Until Macromedia allow free software developers access to the API, these
problems will continue. Proprietary solutions will always suffer from
these problems, that is why proprietary code elicits such an extreme
reaction from free software developers (like myself and Kai).
We *want* to help you solve these problems. We *want* to be able to
support the absolute latest Flash and 3D acceleration. The problem is
that the people designing the methods that implement this functionality
don't want to work with us.
> 4. Why do Flash and Java plugins have such poor keyboard input? Is it so
> difficult to make them accept it? (firefox)
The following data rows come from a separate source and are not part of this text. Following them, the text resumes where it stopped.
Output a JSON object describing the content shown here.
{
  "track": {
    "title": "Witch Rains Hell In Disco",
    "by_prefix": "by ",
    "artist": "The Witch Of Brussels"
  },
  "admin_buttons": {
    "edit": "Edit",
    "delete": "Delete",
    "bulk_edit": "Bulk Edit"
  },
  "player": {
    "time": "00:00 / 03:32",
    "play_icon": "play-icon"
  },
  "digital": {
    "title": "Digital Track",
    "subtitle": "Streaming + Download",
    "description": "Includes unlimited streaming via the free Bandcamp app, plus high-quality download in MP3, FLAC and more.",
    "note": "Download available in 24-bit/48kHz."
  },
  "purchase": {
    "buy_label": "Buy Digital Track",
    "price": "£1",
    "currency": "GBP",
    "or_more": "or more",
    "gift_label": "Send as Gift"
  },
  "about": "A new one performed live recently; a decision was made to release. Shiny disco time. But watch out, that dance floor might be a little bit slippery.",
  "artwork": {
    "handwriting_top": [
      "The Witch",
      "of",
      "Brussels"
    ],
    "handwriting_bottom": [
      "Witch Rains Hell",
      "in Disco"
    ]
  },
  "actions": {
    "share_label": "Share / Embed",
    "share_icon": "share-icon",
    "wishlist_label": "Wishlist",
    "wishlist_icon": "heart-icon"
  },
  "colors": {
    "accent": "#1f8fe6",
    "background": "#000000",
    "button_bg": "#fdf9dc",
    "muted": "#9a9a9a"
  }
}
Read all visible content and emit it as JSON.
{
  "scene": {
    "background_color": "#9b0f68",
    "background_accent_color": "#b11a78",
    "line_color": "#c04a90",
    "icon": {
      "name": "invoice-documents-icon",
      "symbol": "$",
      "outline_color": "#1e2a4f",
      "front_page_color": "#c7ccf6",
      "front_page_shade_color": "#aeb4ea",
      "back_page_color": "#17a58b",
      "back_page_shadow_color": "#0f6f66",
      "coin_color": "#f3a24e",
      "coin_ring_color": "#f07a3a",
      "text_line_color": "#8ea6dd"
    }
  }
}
Possibly, yes. Again, Java is somewhat open but the JDK is still not
under a free software licence and problems integrating Java into other
systems are still down to Sun to solve - if they are interested in
solving them. Free software developers simply do not have access to the
code to solve the problems.
If that is true, it could be down to the extra layers involved - part of
the mechanism to support proprietary interfaces can involve some form of
emulation and that can be very CPU intensive. Try comparing the CPU
usage rather than just timing.
> 7. why, even when I input the horz/vert settings from its manual, can X not
> get sane refresh rates while Windows obtains a comfortable 85Hz at the same
> colour depth and resolution?
That one is relatively easy. It is because Microsoft enter a private
agreement with the monitor/graphics card manufacturer whereby the
details of the hardware are declared to the MS developers. This allows
the installer to have a reliable reference table, indexed on the
machine-readable ID string for the device concerned.
Some of these hardware tables are available in the free software world,
some are not and it is particularly prevalent in more recent hardware.
Generally, the older the hardware, the more likely it is that someone
has calculated the required data (sometimes by trial and error,
sometimes by reverse engineering) and made that data available to the
free software world. Note that simply obtaining the data via the MS type
licensing would make the free software developer (and potentially the
user) liable for prosecution.
> 8. Why, indeed, does X require me to enter these to get the thing
> working at
> all? Is there something stopping it from achieving basic levels of
> user-friendliness which were reached by Microsoft eleven years ago or more,
> and Apple a good time before that?
Microsoft and Apple have non-disclosure agreements with the various
manufacturers that allow their developers full access to these settings.
Apple traditionally limited their risk by keeping their hardware
specific to their systems. Microsoft obtain the data simply be being the
monopoly player. Manufacturers know they won't sell their hardware
without Windows operability. So Microsoft are the driving force behind
the non-disclosure and Apple's previous usage of a limited range of
hardware made their agreements less problematic. The core problem lies
with the Microsoft monopoly - some manufacturers would be willing to
offer their data to RedHat or Debian but are prevented by the agreements
that Microsoft required to allow Windows support.